When we got to Knowland Park, the entertainment was not immediately visible. At first glance, it’s just a wide open space with trees. There are no lions, tigers, bears, no gift shop, no concession stand. Oscar wasn’t quite sure what to do at first. But then he started noticing things: a woodpile in front of a house bordering the park. Pine cones and rocks on the ground. Dogs loping through the grass. And all the birds. Brown birds, black birds, yellow-bellied birds, all chattering to each other in the high branches of an old oak tree. Of course at the time, all Oscar could do was point and say “birdie,” (and the birds no doubt contemplated an early migration when they saw him barreling towards their tree). But after a few trips back to Knowland Park, the Lake Merritt Gardens, and some of the East Bay Regional Parks, he doesn’t just say “birdie.” Sometimes he says “chickadee” and a few times he has said “brown towhee!” The names don’t matter – I’m not trying to raise a champion birder or anything – but the noticing itself matters. And it matters that he learns to see animals as their own creatures, with their own lives and reasons for being. They are beautiful to hear and watch, but they aren’t on this Earth to entertain him.

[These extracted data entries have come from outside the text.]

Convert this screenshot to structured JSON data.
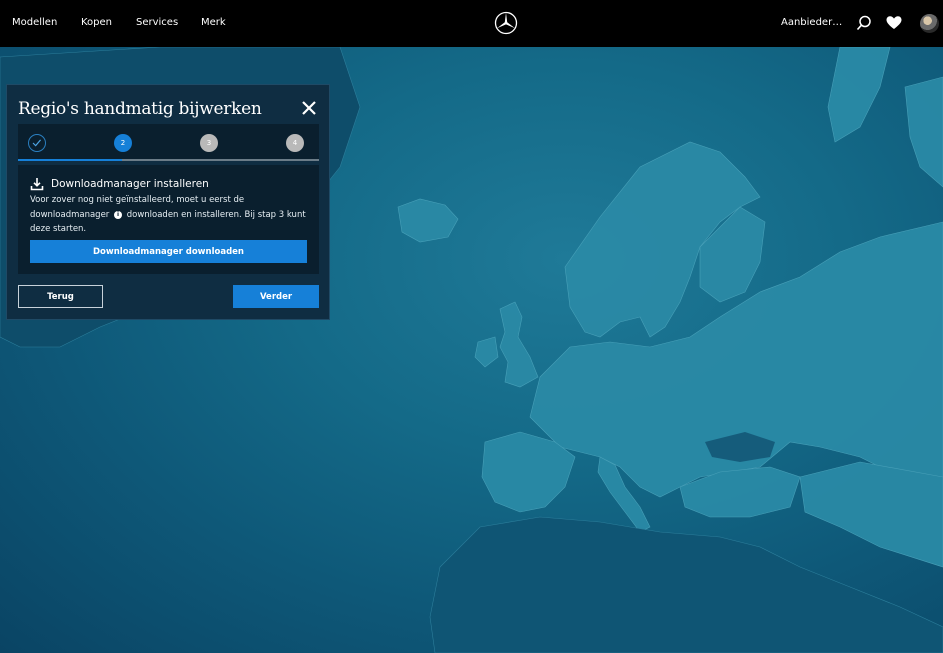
{
  "nav": {
    "links": [
      "Modellen",
      "Kopen",
      "Services",
      "Merk"
    ],
    "right_text": "Aanbieder…",
    "icons": [
      "mercedes-star-logo",
      "search-icon",
      "heart-icon",
      "avatar"
    ]
  },
  "dialog": {
    "title": "Regio's handmatig bijwerken",
    "close_icon": "close-icon",
    "steps": [
      {
        "label": "",
        "state": "done"
      },
      {
        "label": "2",
        "state": "active"
      },
      {
        "label": "3",
        "state": "todo"
      },
      {
        "label": "4",
        "state": "todo"
      }
    ],
    "content": {
      "icon": "download-icon",
      "heading": "Downloadmanager installeren",
      "text_part1": "Voor zover nog niet geïnstalleerd, moet u eerst de downloadmanager",
      "info_icon": "i",
      "text_part2": "downloaden en installeren. Bij stap 3 kunt deze starten.",
      "download_button": "Downloadmanager downloaden"
    },
    "back_button": "Terug",
    "next_button": "Verder"
  },
  "colors": {
    "accent": "#1680d8",
    "nav_bg": "#000000",
    "dialog_bg": "#0f2d42",
    "land": "#2a8aa6",
    "sea": "#146a88"
  }
}
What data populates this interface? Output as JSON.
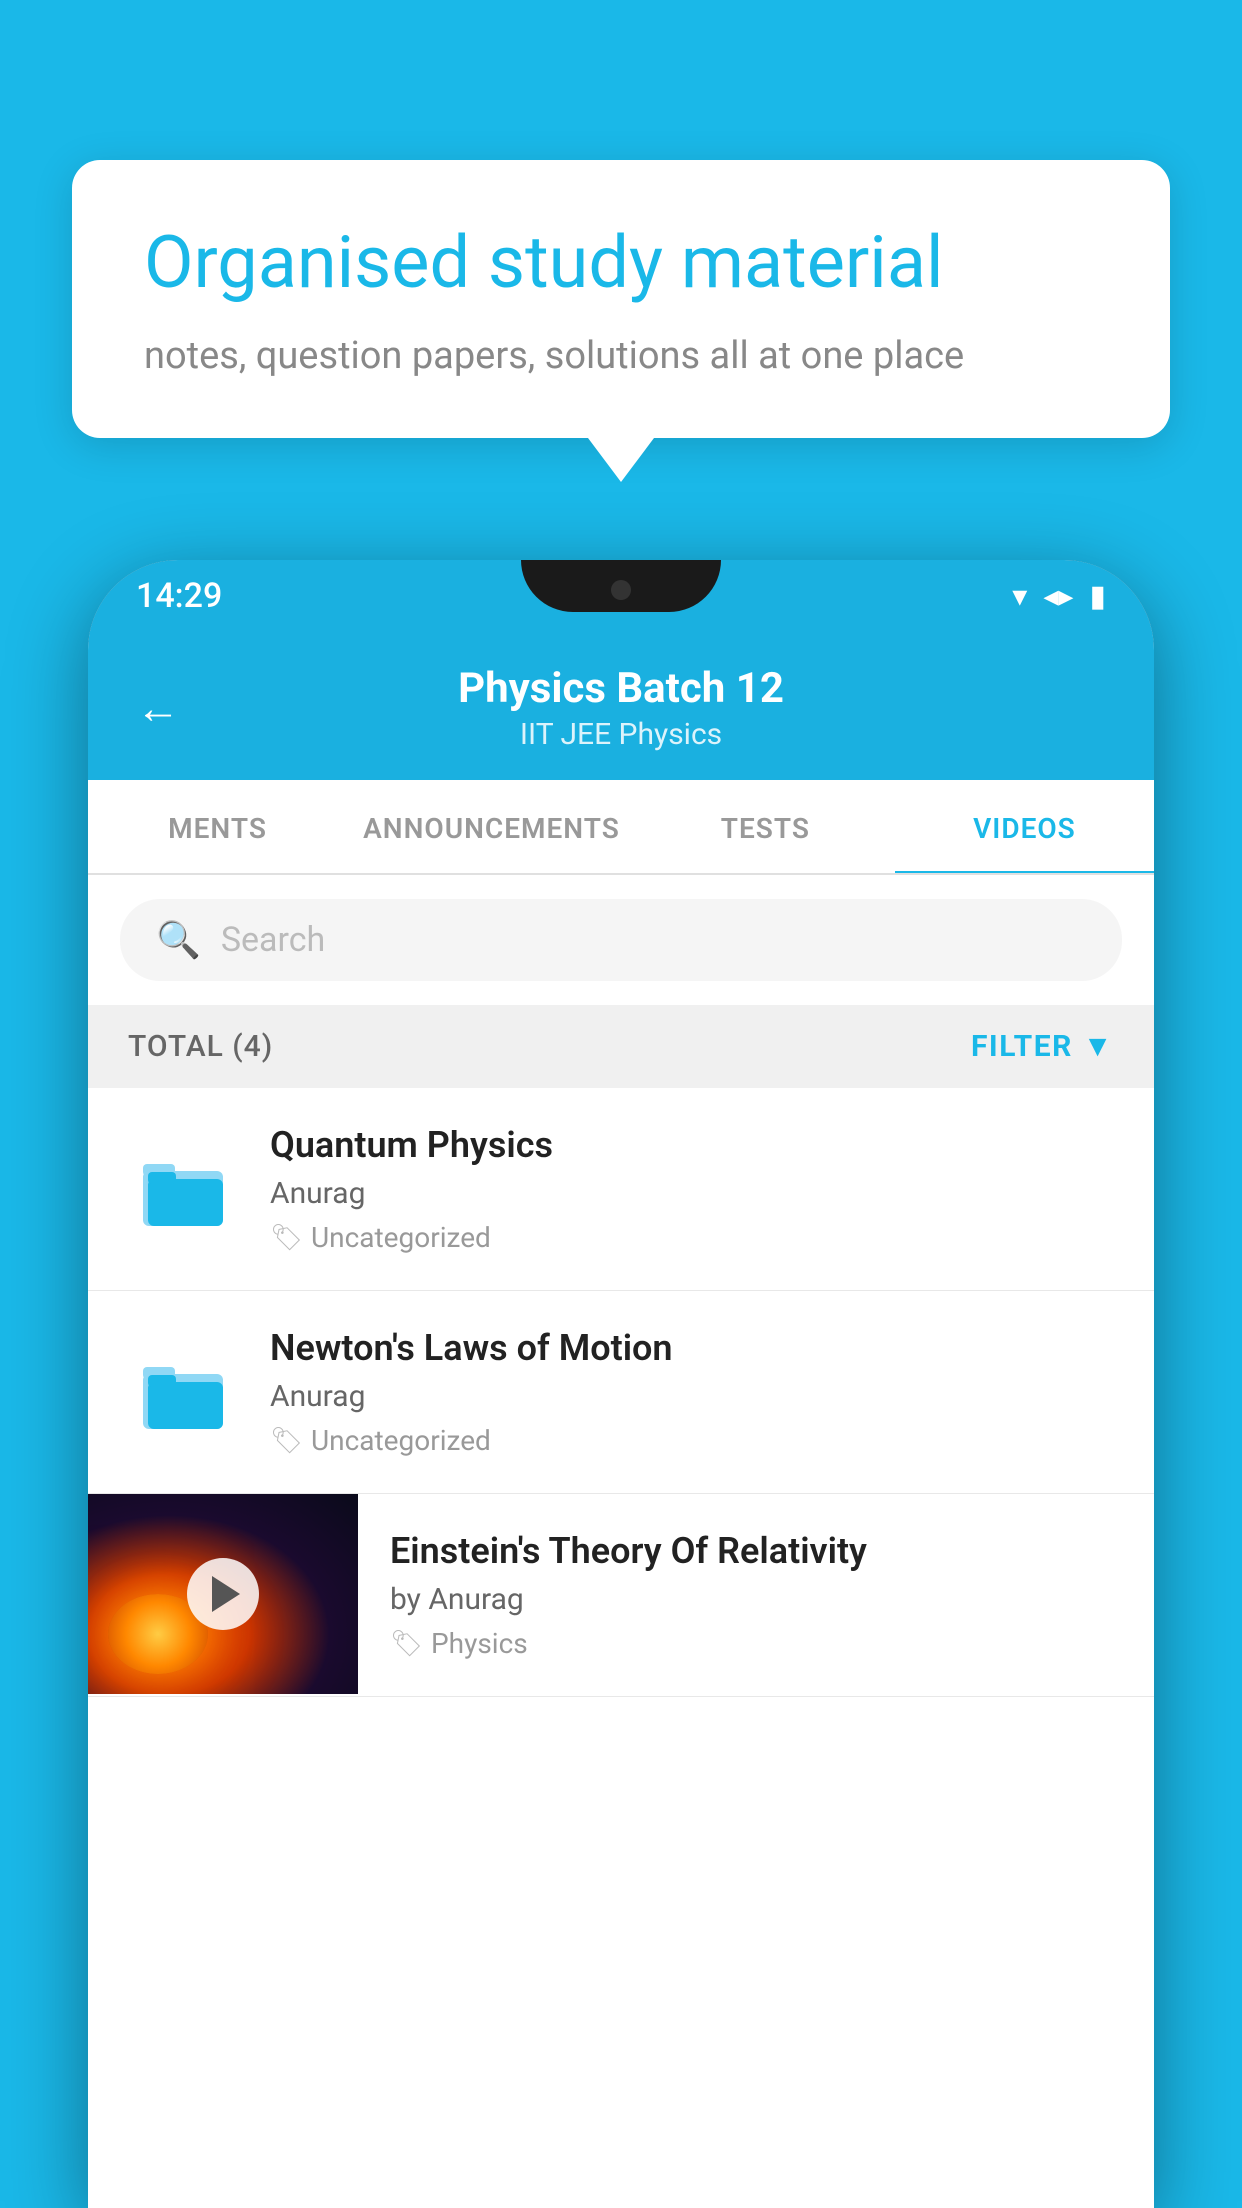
{
  "background_color": "#1ab8e8",
  "bubble": {
    "title": "Organised study material",
    "subtitle": "notes, question papers, solutions all at one place"
  },
  "phone": {
    "status_bar": {
      "time": "14:29",
      "icons": [
        "wifi",
        "signal",
        "battery"
      ]
    },
    "header": {
      "back_label": "←",
      "title": "Physics Batch 12",
      "subtitle": "IIT JEE   Physics"
    },
    "tabs": [
      {
        "label": "MENTS",
        "active": false
      },
      {
        "label": "ANNOUNCEMENTS",
        "active": false
      },
      {
        "label": "TESTS",
        "active": false
      },
      {
        "label": "VIDEOS",
        "active": true
      }
    ],
    "search": {
      "placeholder": "Search"
    },
    "filter_bar": {
      "total_label": "TOTAL (4)",
      "filter_label": "FILTER"
    },
    "videos": [
      {
        "id": 1,
        "title": "Quantum Physics",
        "author": "Anurag",
        "tag": "Uncategorized",
        "type": "folder",
        "has_thumbnail": false
      },
      {
        "id": 2,
        "title": "Newton's Laws of Motion",
        "author": "Anurag",
        "tag": "Uncategorized",
        "type": "folder",
        "has_thumbnail": false
      },
      {
        "id": 3,
        "title": "Einstein's Theory Of Relativity",
        "author": "by Anurag",
        "tag": "Physics",
        "type": "video",
        "has_thumbnail": true
      }
    ]
  }
}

One day we met a great-grandfather in front of his house that borders the Park, and I talked to him while Oscar played on his front lawn. “I like the zoo, and I like the wild open space,” he said. “I’ve given money to both of them. We need both.”
Ralph Waldo Emerson is thought to have said “a man standing in his own field is unable to see it,” and I think that’s often true. Every year, thousands of us pile into cars and drive miles and miles to see the great national parks. Others of us donate money to environmental organizations, shaking our heads at the vanishing of America’s wild places. Most of us would say that we want our children to value and protect Nature so that they do not repeat the mistakes of earlier, less ecologically sensitive generations. We rage at the destruction of far away rain forests. Meanwhile, we watch while unassuming places like Knowland Park get paved over for zoos and soccer fields, and we miss them only after they’re gone.
It only takes a minute’s reflection to see the absurdity here. If earlier generations had fought harder for their Knowland Parks, people wouldn’t now have to flock to Yellowstone to see wild animals. National environmental advocacy groups do good work, but if every American fought for the Knowland Park in his or her own town, we wouldn’t need all those advocacy groups. And our children won’t value “Nature” as adults if their parents don’t stick up for the Knowland Park down the street. It will be hard for them to care deeply about the destruction of the world’s resources when their own local resources were destroyed to provide more room for a zoo, and no one nearby seemed to care.
I plan to take Oscar to some of the famous national parks one day, and I’m sure he’ll eventually go to a zoo. But I don’t want him to think of “Nature” as an annual vacation destination or packaged activity for which you must always buy a ticket. First I want him to know the trees in his own backyard and view animals as his neighbors. A sense of intimacy and close interdependence with the Earth is what will teach him to respect it, and a place like Knowland Park can give him that. But an out-of-the-way hilltop open space isn’t going to defend itself; it has no public relations team or corporate logo. It only has us. For my child and all the other children, I hope we fight for it.